Afora os cálculos eleitorais de uns e outros, a composição teórica-ideológica das organizações da esquerda no Brasil naturalmente contribuiu para essa tomada de posição incongruente com a bandeira “Fora Bolsonaro”. Porém, vale levantar uma hipótese adicional que pode estar subjacente a esse posição. Trata-se da soma de dois fenômenos. A crise dos partidos políticos aberta no ciclo de passeatas de junho de 2013 e reforçada pelo lavajatismo; e a relevância adquirida pelas redes sociais no julgamento das decisões tomadas pelas direções partidárias.
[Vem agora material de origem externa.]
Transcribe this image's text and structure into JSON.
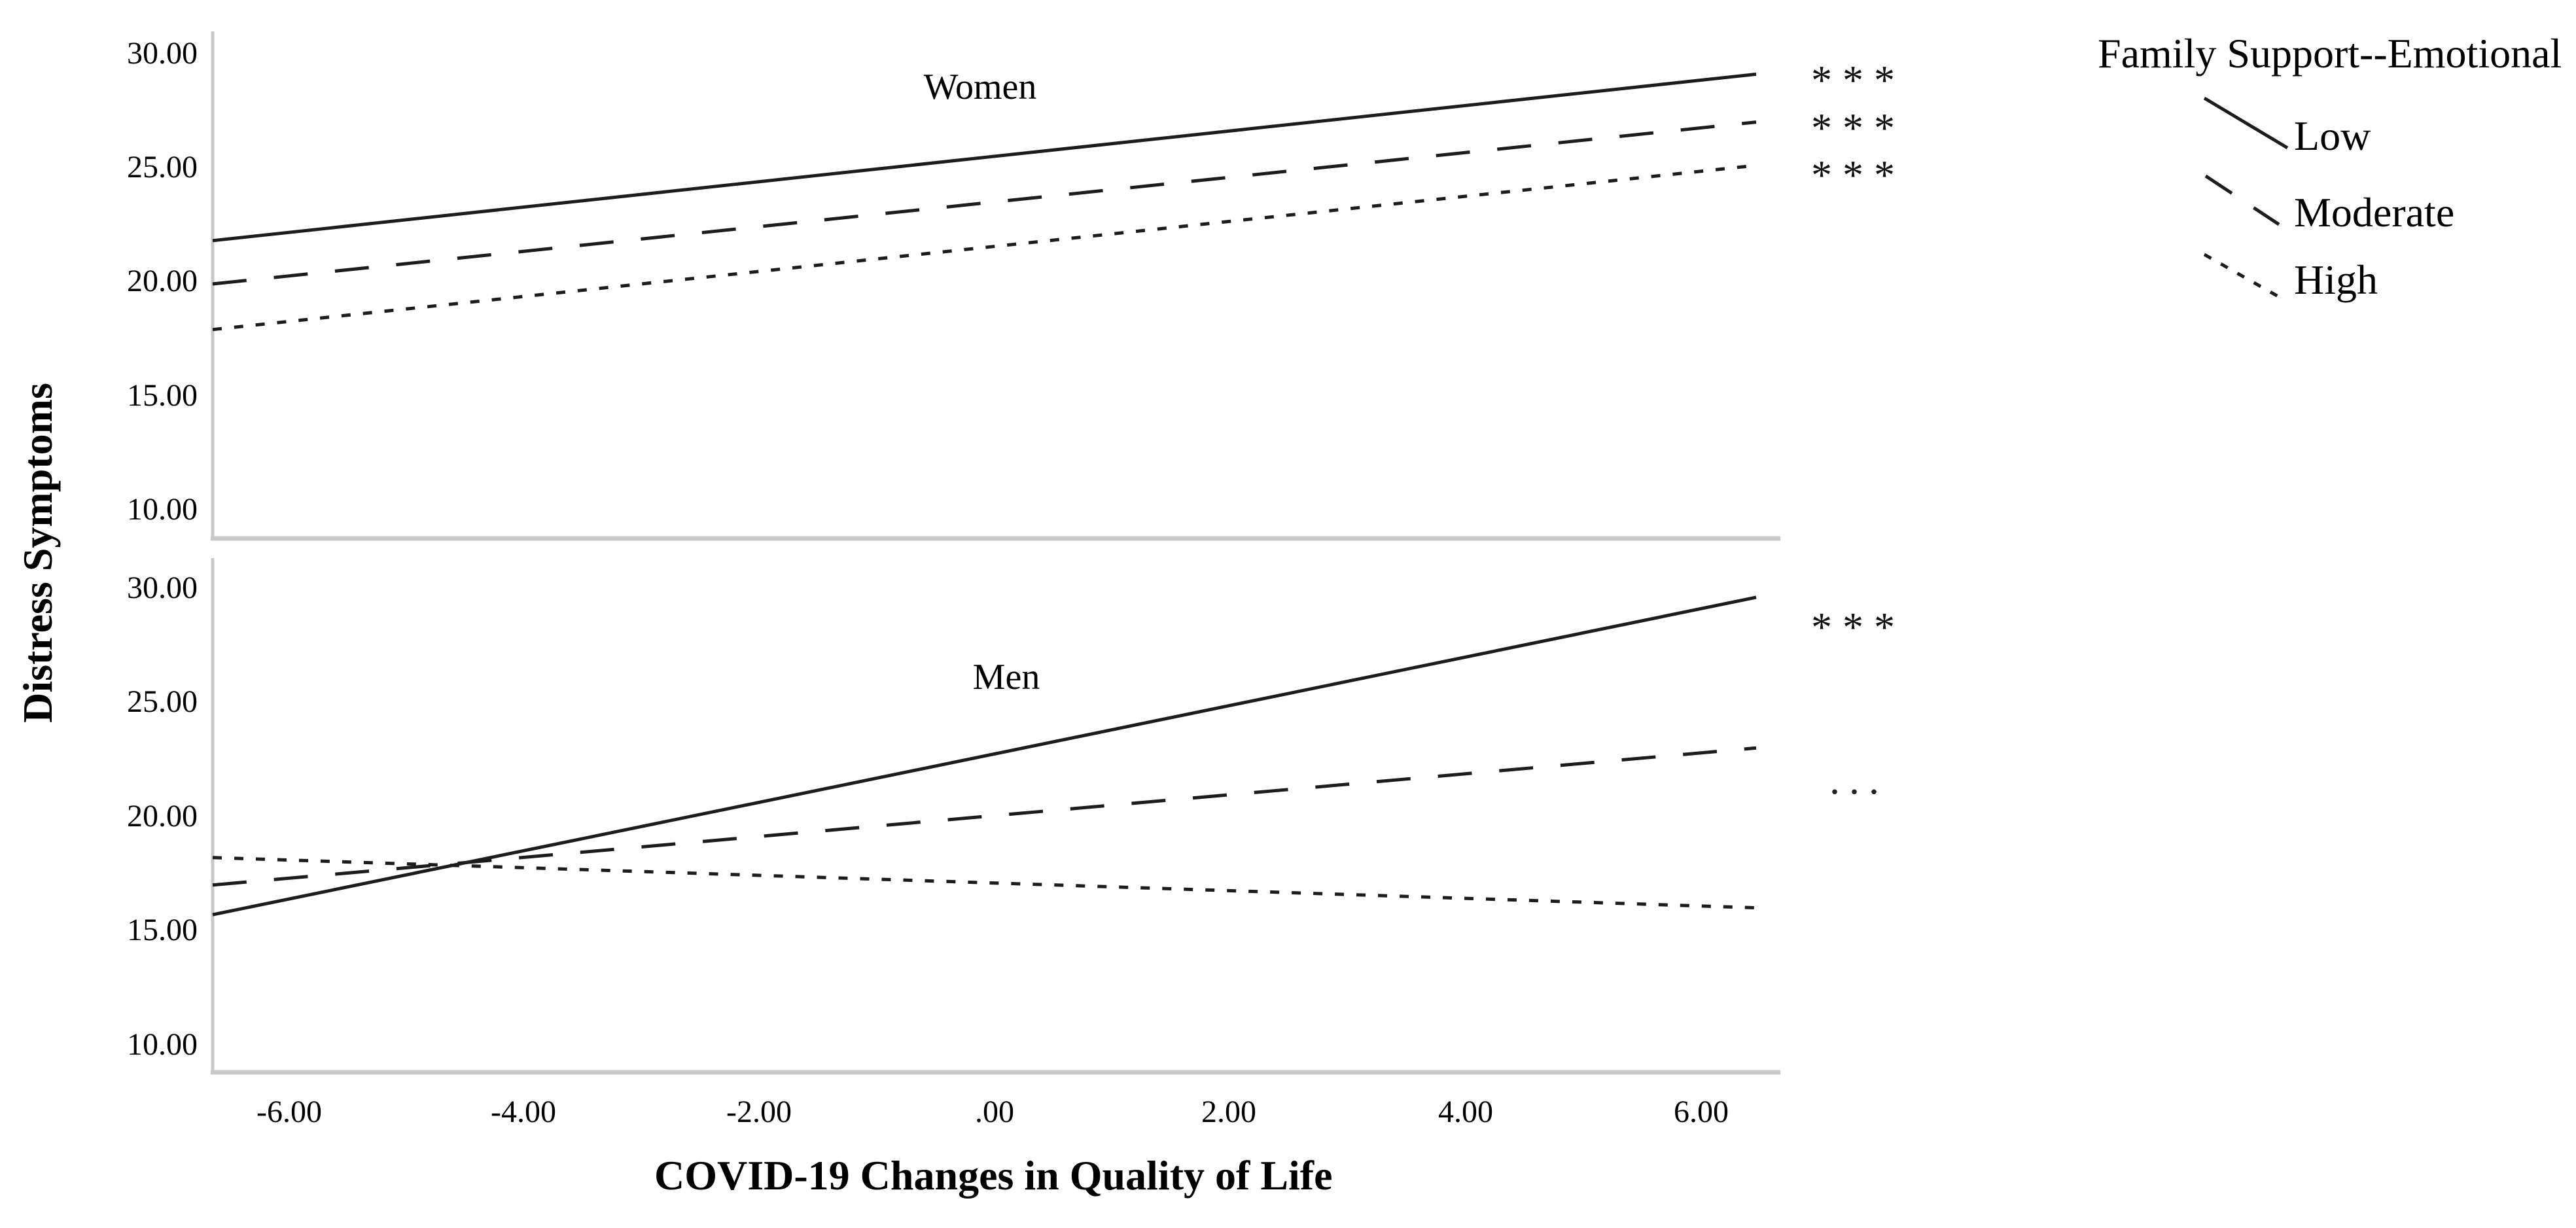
{
  "figure": {
    "y_axis_title": "Distress Symptoms",
    "x_axis_title": "COVID-19 Changes in Quality of Life"
  },
  "legend": {
    "title": "Family Support--Emotional",
    "items": [
      {
        "label": "Low",
        "style": "solid"
      },
      {
        "label": "Moderate",
        "style": "dashed"
      },
      {
        "label": "High",
        "style": "dotted"
      }
    ]
  },
  "axes": {
    "y_ticks": [
      "30.00",
      "25.00",
      "20.00",
      "15.00",
      "10.00"
    ],
    "x_ticks": [
      "-6.00",
      "-4.00",
      "-2.00",
      ".00",
      "2.00",
      "4.00",
      "6.00"
    ]
  },
  "colors": {
    "line": "#1c1c1c",
    "axis_gray": "#c8c8c8",
    "text": "#000000"
  },
  "chart_data": {
    "type": "line",
    "title": "",
    "xlabel": "COVID-19 Changes in Quality of Life",
    "ylabel": "Distress Symptoms",
    "x_range": [
      -6.6,
      6.5
    ],
    "y_tick_values": [
      10,
      15,
      20,
      25,
      30
    ],
    "x_tick_values": [
      -6,
      -4,
      -2,
      0,
      2,
      4,
      6
    ],
    "grid": false,
    "legend_position": "top-right",
    "legend_title": "Family Support--Emotional",
    "panels": [
      {
        "id": "women",
        "label": "Women",
        "ylim": [
          9,
          31
        ],
        "series": [
          {
            "name": "Low",
            "style": "solid",
            "x": [
              -6.6,
              6.5
            ],
            "y": [
              21.8,
              29.1
            ],
            "significance": "***"
          },
          {
            "name": "Moderate",
            "style": "dashed",
            "x": [
              -6.6,
              6.5
            ],
            "y": [
              19.9,
              27.0
            ],
            "significance": "***"
          },
          {
            "name": "High",
            "style": "dotted",
            "x": [
              -6.6,
              6.5
            ],
            "y": [
              17.9,
              25.1
            ],
            "significance": "***"
          }
        ]
      },
      {
        "id": "men",
        "label": "Men",
        "ylim": [
          9,
          31
        ],
        "series": [
          {
            "name": "Low",
            "style": "solid",
            "x": [
              -6.6,
              6.5
            ],
            "y": [
              15.7,
              29.6
            ],
            "significance": "***"
          },
          {
            "name": "Moderate",
            "style": "dashed",
            "x": [
              -6.6,
              6.5
            ],
            "y": [
              17.0,
              23.0
            ],
            "significance": "..."
          },
          {
            "name": "High",
            "style": "dotted",
            "x": [
              -6.6,
              6.5
            ],
            "y": [
              18.2,
              16.0
            ],
            "significance": ""
          }
        ]
      }
    ]
  }
}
Nesse contexto, assumir uma posição tática complexa, que demande a realização de um debate interno e externo pode ser custoso, em termos de menções negativas nas principais plataformas de interação social de propriedade de empresas norte-americanas. É como se, implicitamente, o funcionamento dos algoritmos dessas plataformas entrasse na definição da tática dos partidos.
Nenhum partido está imune a esses fenômenos. Entretanto, o PCdoB, partido de caráter revolucionário, com ampla presença entre a juventude e a classe trabalhadora e uma bancada na Câmara Federal reconhecidamente combativa, destoou dessa posição. Lideranças do PCdoB compareceram aos atos de 12 de setembro e manifestaram a disposição da construção da Frente Ampla contra Bolsonaro. A presença das lideranças comunistas reforçou canais de diálogo com a direita que defende “Fora Bolsonaro” e assim garantiu que a Esquerda não desperdiçasse completamente essa oportunidade.
Sendo consequente com as bandeiras que levanta e herdeiros da tradição leninista de análise de conjuntura, não é primeira e nem será a última vez que o PCdoB assume uma posição tática distinta das posições de outros setores da esquerda brasileira. Quando a campanha pelas Diretas Já não alcançou o objetivo máximo, o PCdoB não escolheu marcar posição, como outros partidos, e sim participar do colégio eleitoral que elegeria o novo presidente da República colocando fim à Ditadura Militar. Tomou essa decisão com a mesma convicção que realizou um dos combates mais heroicos à ditatura por meio da Guerrilha do Araguaia. Em 2005 quando a direita e a imprensa burguesa lançaram uma ofensiva pela deposição do presidente Lula no âmbito do chamado “mensalão”, o PCdoB assumiu nas ruas e no Congresso a liderança da defesa do governo. Esse momento marcou uma guinada no governo em direção às políticas, sobretudo econômicas, mais avançadas, caracterizando o que hoje se conhece como ciclo Lula. Enquanto isso, partidos de esquerda se autoflagelavam ou, pior, reforçavam a oposição ao governo.
Poderiam ser analisados outros episódios em que a posição do PCdoB se distingue das posições de outras correntes de esquerda, como em relação ao lavajatismo ou à eleição da presidência da Câmara dos Deputados em 2019. Mas o argumento já ficou claro e pode-se passar diretamente ao presente. O PCdoB foi o primeiro partido a defender a constituição de uma frente ampla contra a ameaça da extrema-direita. Essa posição decorre de se tomar a bandeira “Fora Bolsonaro” como um caminho real a ser perseguido e não meramente como elemento de agitação política.
Como nos episódios anteriormente citados, a posição de vanguarda do PCdoB seguirá sendo imprescindível para as lutas do povo brasileiro em direção ao Socialismo.